Sidedness and BRAF/MMR contributed the most to survival outcomes among high risk tumours and should be interpreted in the context of risk group.
将 III 期结肠癌患者分层为低危(TN)和高危(T 和/或 N)组,以指导辅助化疗的持续时间。我们通过风险组确定了临床和分子特征对生存的相对贡献。
来自两项 FOLFOX ± 西妥昔单抗辅助试验(N0147[Alliance],PETACC-8)的 III 期结肠癌(N=5337)患者进行风险分组,然后根据临床特征和分子变量(KRAS 和 BRAF/错配修复(MMR)联合变量)进行亚组分组。估计无病生存(DFS)、总生存(OS)和复发后生存(SAR)的分布。在多变量 Cox 模型中,采用后向消除法对候选预测结局的因素进行分析。使用 χ2 计算模型选择变量对风险组结局的相对贡献。

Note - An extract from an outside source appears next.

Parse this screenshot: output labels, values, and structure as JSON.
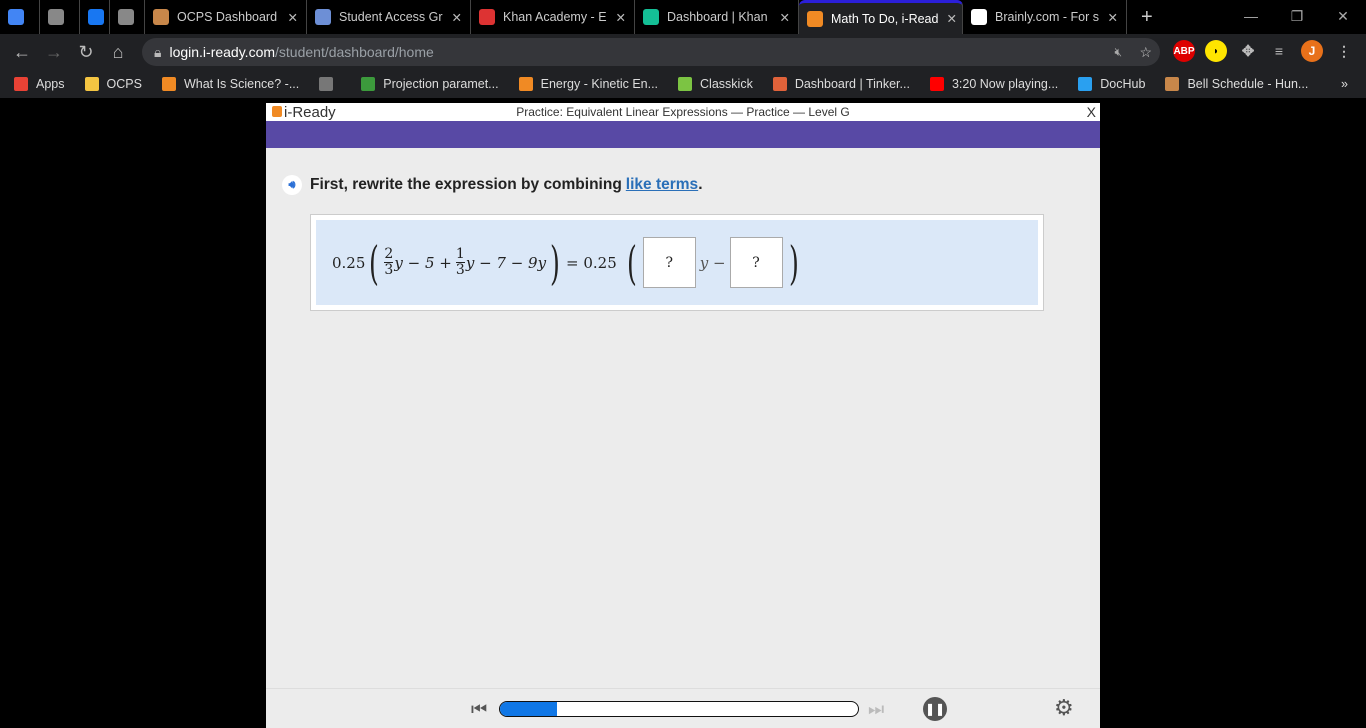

在低危肿瘤中,KRAS 突变和男性在多变量分析中与 OS 显著相关。在高危肿瘤中,右侧肿瘤和 KRAS 和 BRAF/MMR 突变亚组的 OS 明显较差。具体而言,BRAF/MMR(OS:HR=1.75;95%CI:1.36-2.24;P<.0001)和右侧与左侧相比,DFS、OS(HR=1.56;95%CI:1.31-1.83;P<.0001)和 SAR(HR=1.64;95%CI:1.37-1.95;P<.0001)的预后明显较差。KRAS 突变对 DFS 和 OS 的不良预后在各风险组中相似。BRAF/MMR 和侧别与低危和高危肿瘤中的 SAR 较差相关。年龄、性别和 KRAS 是低危肿瘤 DFS 和 OS 的前三个相对贡献因素;侧别对 DFS 和 OS 的影响最大,其次是高危肿瘤的 BRAF/MMR 对 SAR 的影响。
侧别和 BRAF/MMR 对高危肿瘤的生存结局贡献最大,应结合风险组进行解释。